La liste des abus allégués durant ces deux vagues de coercition s’avère très longue, si l’on devait s’en tenir au récit de leurs proches, tant il est difficile d’enquêter dans les prisons mauritaniennes, ni d’obtenir les témoignages des victimes, une fois celle-ci libérées.
A maintes reprises et dans des circonstances très diverses, SOS Esclaves et l’Association Mauritanienne des Droits de l’Homme (AMDH) ont été harcelées de détails sur la pratique de la torture mais les témoins se taisent, dès lors qu’ils recouvrent la liberté. Les pressions tribales et un certain usage de l’omerta finissent par décourager certains de nos militants.
Souvent, les victimes renoncent à porter plainte et protègent même leurs bourreaux ; il leur arrive de se réconcilier, dans un cadre privé, donc par le contournement de la loi. Cette récurrence est observable en milieu arabo-berbère, au demeurant la principale cible des brutalités policières depuis un peu moins de 10 ans.
Dans ces conditions, la lutte contre l’impunité bute sur des obstacles socioculturels et d’esprit et de corps au terme desquels les tortionnaires échappent toujours à la sanction, poursuivent leur vie professionnelle au-delà des changements de pouvoir, ce qui leur confère une caution préalable à la récidive.

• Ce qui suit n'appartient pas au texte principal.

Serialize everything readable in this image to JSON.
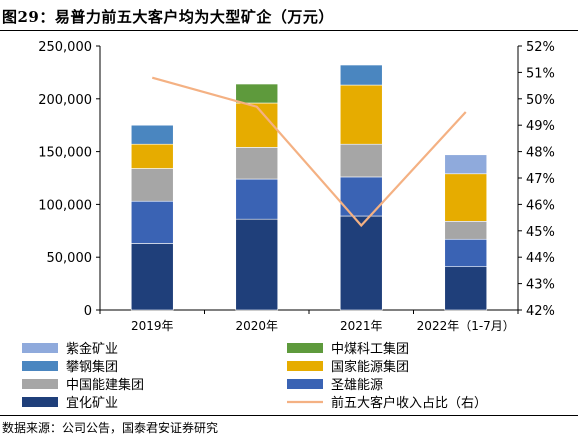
{
  "figure": {
    "title": "图29：易普力前五大客户均为大型矿企（万元）",
    "source": "数据来源：公司公告，国泰君安证券研究"
  },
  "chart_data": {
    "type": "bar",
    "stacked": true,
    "categories": [
      "2019年",
      "2020年",
      "2021年",
      "2022年（1-7月）"
    ],
    "y_left": {
      "ylim": [
        0,
        250000
      ],
      "ticks": [
        "0",
        "50,000",
        "100,000",
        "150,000",
        "200,000",
        "250,000"
      ]
    },
    "y_right": {
      "ylim": [
        42,
        52
      ],
      "ticks": [
        "42%",
        "43%",
        "44%",
        "45%",
        "46%",
        "47%",
        "48%",
        "49%",
        "50%",
        "51%",
        "52%"
      ]
    },
    "series": [
      {
        "name": "宜化矿业",
        "color": "#1f3f7a",
        "values": [
          63000,
          86000,
          89000,
          41000
        ]
      },
      {
        "name": "圣雄能源",
        "color": "#3a63b4",
        "values": [
          40000,
          38000,
          37000,
          26000
        ]
      },
      {
        "name": "中国能建集团",
        "color": "#a6a6a6",
        "values": [
          31000,
          30000,
          31000,
          17000
        ]
      },
      {
        "name": "国家能源集团",
        "color": "#e6ac00",
        "values": [
          23000,
          42000,
          56000,
          45000
        ]
      },
      {
        "name": "攀钢集团",
        "color": "#4a86c0",
        "values": [
          18000,
          0,
          19000,
          0
        ]
      },
      {
        "name": "中煤科工集团",
        "color": "#5e9a3c",
        "values": [
          0,
          18000,
          0,
          0
        ]
      },
      {
        "name": "紫金矿业",
        "color": "#8faadc",
        "values": [
          0,
          0,
          0,
          18000
        ]
      }
    ],
    "line": {
      "name": "前五大客户收入占比（右）",
      "color": "#f4b183",
      "values": [
        50.8,
        49.7,
        45.2,
        49.5
      ]
    },
    "legend": {
      "placement": "bottom",
      "order": [
        "紫金矿业",
        "中煤科工集团",
        "攀钢集团",
        "国家能源集团",
        "中国能建集团",
        "圣雄能源",
        "宜化矿业",
        "前五大客户收入占比（右）"
      ]
    }
  }
}
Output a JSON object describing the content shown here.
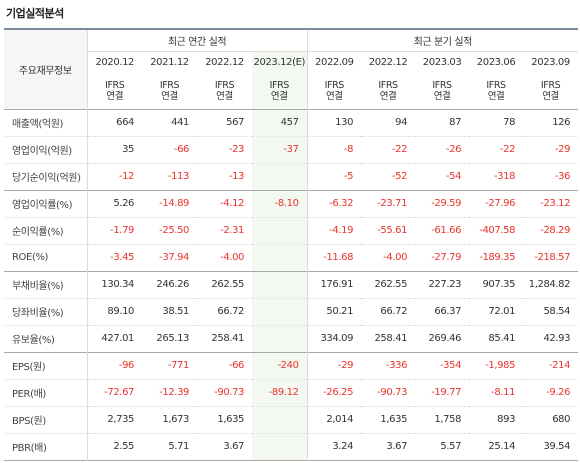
{
  "section_title": "기업실적분석",
  "row_header_label": "주요재무정보",
  "annual_label": "최근 연간 실적",
  "quarter_label": "최근 분기 실적",
  "periods": [
    "2020.12",
    "2021.12",
    "2022.12",
    "2023.12(E)",
    "2022.09",
    "2022.12",
    "2023.03",
    "2023.06",
    "2023.09"
  ],
  "ifrs": [
    "IFRS",
    "연결"
  ],
  "rows": [
    {
      "label": "매출액(억원)",
      "values": [
        "664",
        "441",
        "567",
        "457",
        "130",
        "94",
        "87",
        "78",
        "126"
      ]
    },
    {
      "label": "영업이익(억원)",
      "values": [
        "35",
        "-66",
        "-23",
        "-37",
        "-8",
        "-22",
        "-26",
        "-22",
        "-29"
      ]
    },
    {
      "label": "당기순이익(억원)",
      "values": [
        "-12",
        "-113",
        "-13",
        "",
        "-5",
        "-52",
        "-54",
        "-318",
        "-36"
      ]
    },
    {
      "label": "영업이익률(%)",
      "values": [
        "5.26",
        "-14.89",
        "-4.12",
        "-8.10",
        "-6.32",
        "-23.71",
        "-29.59",
        "-27.96",
        "-23.12"
      ]
    },
    {
      "label": "순이익률(%)",
      "values": [
        "-1.79",
        "-25.50",
        "-2.31",
        "",
        "-4.19",
        "-55.61",
        "-61.66",
        "-407.58",
        "-28.29"
      ]
    },
    {
      "label": "ROE(%)",
      "values": [
        "-3.45",
        "-37.94",
        "-4.00",
        "",
        "-11.68",
        "-4.00",
        "-27.79",
        "-189.35",
        "-218.57"
      ]
    },
    {
      "label": "부채비율(%)",
      "values": [
        "130.34",
        "246.26",
        "262.55",
        "",
        "176.91",
        "262.55",
        "227.23",
        "907.35",
        "1,284.82"
      ]
    },
    {
      "label": "당좌비율(%)",
      "values": [
        "89.10",
        "38.51",
        "66.72",
        "",
        "50.21",
        "66.72",
        "66.37",
        "72.01",
        "58.54"
      ]
    },
    {
      "label": "유보율(%)",
      "values": [
        "427.01",
        "265.13",
        "258.41",
        "",
        "334.09",
        "258.41",
        "269.46",
        "85.41",
        "42.93"
      ]
    },
    {
      "label": "EPS(원)",
      "values": [
        "-96",
        "-771",
        "-66",
        "-240",
        "-29",
        "-336",
        "-354",
        "-1,985",
        "-214"
      ]
    },
    {
      "label": "PER(배)",
      "values": [
        "-72.67",
        "-12.39",
        "-90.73",
        "-89.12",
        "-26.25",
        "-90.73",
        "-19.77",
        "-8.11",
        "-9.26"
      ]
    },
    {
      "label": "BPS(원)",
      "values": [
        "2,735",
        "1,673",
        "1,635",
        "",
        "2,014",
        "1,635",
        "1,758",
        "893",
        "680"
      ]
    },
    {
      "label": "PBR(배)",
      "values": [
        "2.55",
        "5.71",
        "3.67",
        "",
        "3.24",
        "3.67",
        "5.57",
        "25.14",
        "39.54"
      ]
    }
  ],
  "colors": {
    "negative": "#e8342c",
    "ifrs": "#ff6600",
    "estimate_bg": "#f3f9f1"
  }
}
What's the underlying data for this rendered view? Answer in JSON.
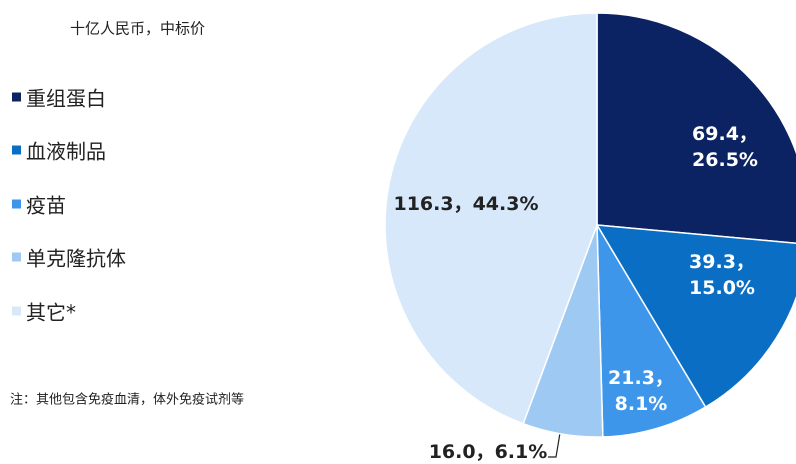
{
  "chart_data": {
    "type": "pie",
    "subtitle": "十亿人民币，中标价",
    "categories": [
      "重组蛋白",
      "血液制品",
      "疫苗",
      "单克隆抗体",
      "其它*"
    ],
    "values": [
      69.4,
      39.3,
      21.3,
      16.0,
      116.3
    ],
    "value_labels": [
      "69.4，26.5%",
      "39.3，15.0%",
      "21.3，\n8.1%",
      "16.0，6.1%",
      "116.3，44.3%"
    ],
    "colors": [
      "#0b2263",
      "#0a6fc4",
      "#3d96e9",
      "#9dc9f3",
      "#d7e8fb"
    ],
    "legend": "left",
    "annotation": "注：其他包含免疫血清，体外免疫试剂等"
  }
}
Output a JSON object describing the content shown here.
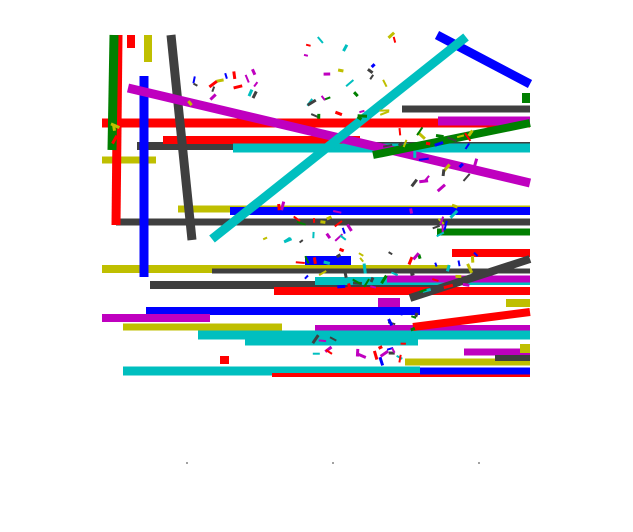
{
  "canvas": {
    "background": "#ffffff"
  },
  "palette": {
    "red": "#ff0000",
    "green": "#007f00",
    "blue": "#0000ff",
    "cyan": "#00bfbf",
    "magenta": "#bf00bf",
    "olive": "#bfbf00",
    "gray": "#3f3f3f"
  }
}
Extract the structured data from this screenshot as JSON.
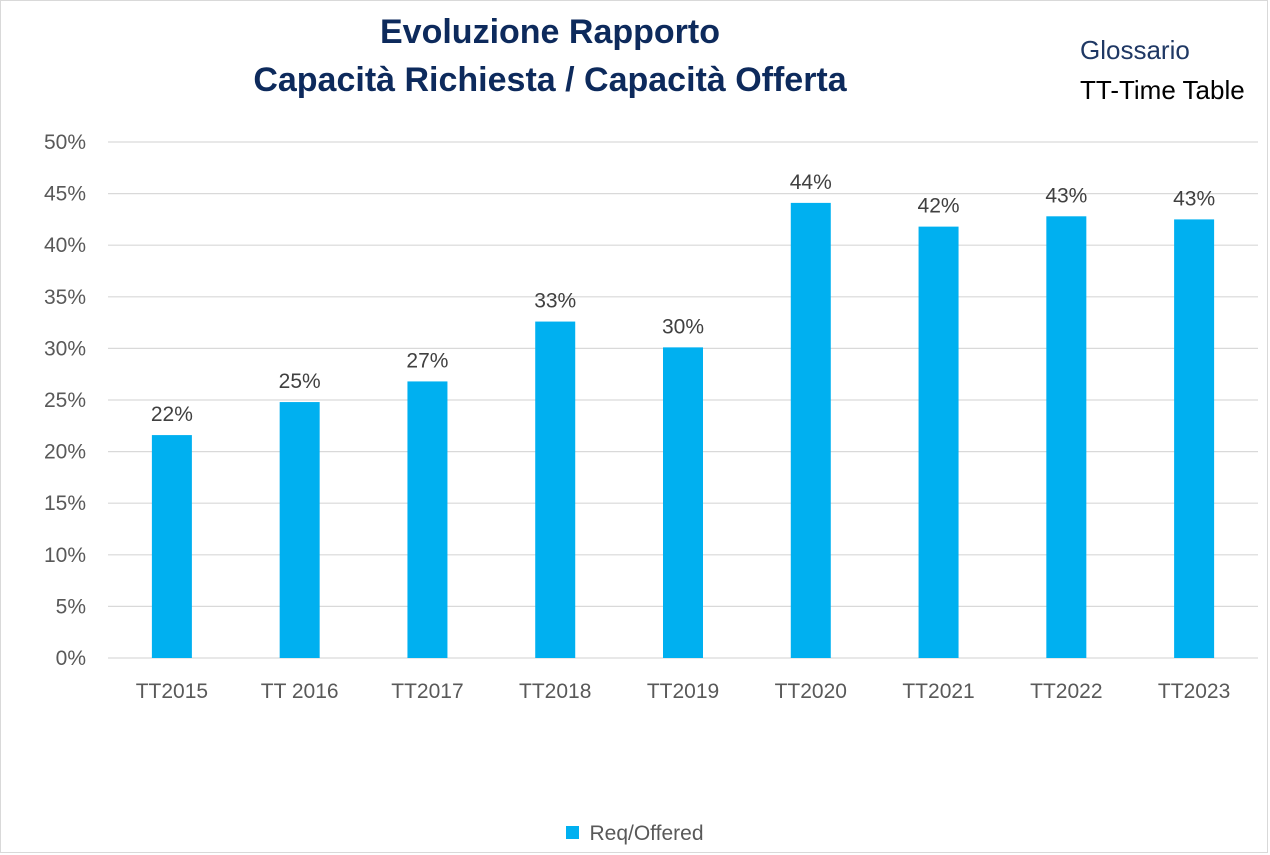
{
  "title_line1": "Evoluzione Rapporto",
  "title_line2": "Capacità Richiesta / Capacità Offerta",
  "glossary": {
    "title": "Glossario",
    "item": "TT-Time Table"
  },
  "colors": {
    "bar": "#00b0f0",
    "title": "#0d2a5c",
    "grid": "#d9d9d9"
  },
  "chart_data": {
    "type": "bar",
    "categories": [
      "TT2015",
      "TT 2016",
      "TT2017",
      "TT2018",
      "TT2019",
      "TT2020",
      "TT2021",
      "TT2022",
      "TT2023"
    ],
    "series": [
      {
        "name": "Req/Offered",
        "values": [
          21.6,
          24.8,
          26.8,
          32.6,
          30.1,
          44.1,
          41.8,
          42.8,
          42.5
        ]
      }
    ],
    "data_labels": [
      "22%",
      "25%",
      "27%",
      "33%",
      "30%",
      "44%",
      "42%",
      "43%",
      "43%"
    ],
    "y_ticks": [
      "0%",
      "5%",
      "10%",
      "15%",
      "20%",
      "25%",
      "30%",
      "35%",
      "40%",
      "45%",
      "50%"
    ],
    "ylim": [
      0,
      50
    ],
    "grid": true,
    "legend_position": "bottom"
  }
}
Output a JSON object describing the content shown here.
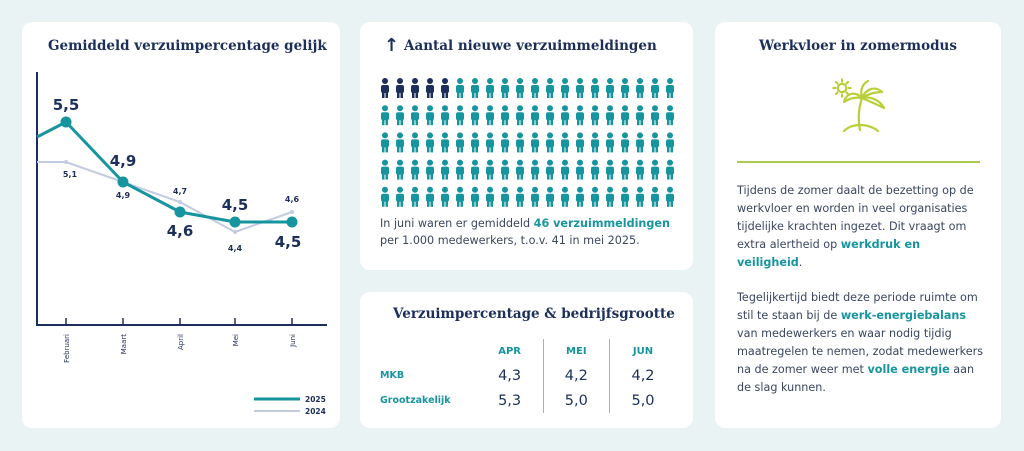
{
  "chart_card": {
    "title": "Gemiddeld verzuimpercentage gelijk"
  },
  "chart_data": {
    "type": "line",
    "title": "Gemiddeld verzuimpercentage gelijk",
    "categories": [
      "Februari",
      "Maart",
      "April",
      "Mei",
      "Juni"
    ],
    "series": [
      {
        "name": "2025",
        "values": [
          5.5,
          4.9,
          4.6,
          4.5,
          4.5
        ],
        "labels": [
          "5,5",
          "4,9",
          "4,6",
          "4,5",
          "4,5"
        ],
        "color": "#16959f"
      },
      {
        "name": "2024",
        "values": [
          5.1,
          4.9,
          4.7,
          4.4,
          4.6
        ],
        "labels": [
          "5,1",
          "4,9",
          "4,7",
          "4,4",
          "4,6"
        ],
        "color": "#c3cbe0"
      }
    ],
    "ylim": [
      3.5,
      6.0
    ],
    "xlabel": "",
    "ylabel": ""
  },
  "meld_card": {
    "arrow": "↑",
    "title": "Aantal nieuwe verzuimmeldingen",
    "highlighted_icons": 5,
    "total_icons": 100,
    "text_pre": "In juni waren er gemiddeld ",
    "text_hl": "46 verzuimmeldingen",
    "text_post": " per 1.000 medewerkers, t.o.v. 41 in mei 2025."
  },
  "size_card": {
    "title": "Verzuimpercentage & bedrijfsgrootte",
    "columns": [
      "APR",
      "MEI",
      "JUN"
    ],
    "rows": [
      {
        "label": "MKB",
        "values": [
          "4,3",
          "4,2",
          "4,2"
        ]
      },
      {
        "label": "Grootzakelijk",
        "values": [
          "5,3",
          "5,0",
          "5,0"
        ]
      }
    ]
  },
  "summer_card": {
    "title": "Werkvloer in zomermodus",
    "icon": "palm-tree-icon",
    "p1_pre": "Tijdens de zomer daalt de bezetting op de werkvloer en worden in veel organisaties tijdelijke krachten ingezet. Dit vraagt om extra alertheid op ",
    "p1_hl": "werkdruk en veiligheid",
    "p1_post": ".",
    "p2_pre": "Tegelijkertijd biedt deze periode ruimte om stil te staan bij de ",
    "p2_hl1": "werk-energiebalans",
    "p2_mid": " van medewerkers en waar nodig tijdig maatregelen te nemen, zodat medewerkers na de zomer weer met ",
    "p2_hl2": "volle energie",
    "p2_post": " aan de slag kunnen."
  },
  "colors": {
    "accent": "#16959f",
    "navy": "#1c2e5a",
    "line2024": "#c3cbe0",
    "rule": "#a9c94f",
    "palm_sun": "#b9cf3a"
  }
}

Plus grave encore, la police et la plupart des magistrats n’ont aucune connaissance de la Convention Internationale de New York (1984), ratifiée par la Mauritanie en novembre passé et non encore intégrée dans le code pénal de notre pays, en vertu d’un usage fréquent sur le Continent: l’adhésion à un instrument international - souvent sous réserves – concourt, en toute complaisance, aux seules fins de la respectabilité extérieure.
Il est tout aussi décevant de constater que le gouvernement de la Mauritanie n’entreprend aucune démarche pour obtenir la libération de nos compatriotes détenus à Guantanamo ; d’ailleurs, il ne semble se préoccuper de leur sort. D’autres Etats, bien plus impliqués dans le terrorisme, se sont portés au secours de leurs ressortissants et exigent, des autorités américaines, de pouvoir les juger, eux-mêmes.
Enfin, il y a plus d’un an, que 21 détenus islamistes croupissent, sans jugement, dans la prison civile de Nouakchott. Relativement à leur cas, l’attitude du Parquet soulève plusieurs motifs d’indignation : elle aboutit à un déni de justice exceptionnellement frontal, dans la mesure ou son pourvoi a illégalement suspendu la liberté accordée par le juge d’instruction mais aussi en a bloqué la procédure par la rétention du dossier, opérée depuis lors, sur intervention du Parquet Général.
Ainsi, à ne retenir que les faits bruts, nous sommes forcés de constater que le coup d’Etat du 3 août 2005 et le plébiscite constitutionnel du 25 juin 2006 n’ont rien apporté, en matière de protection des droits de l`Homme, qui puisse autoriser l’optimisme ni mériter mention.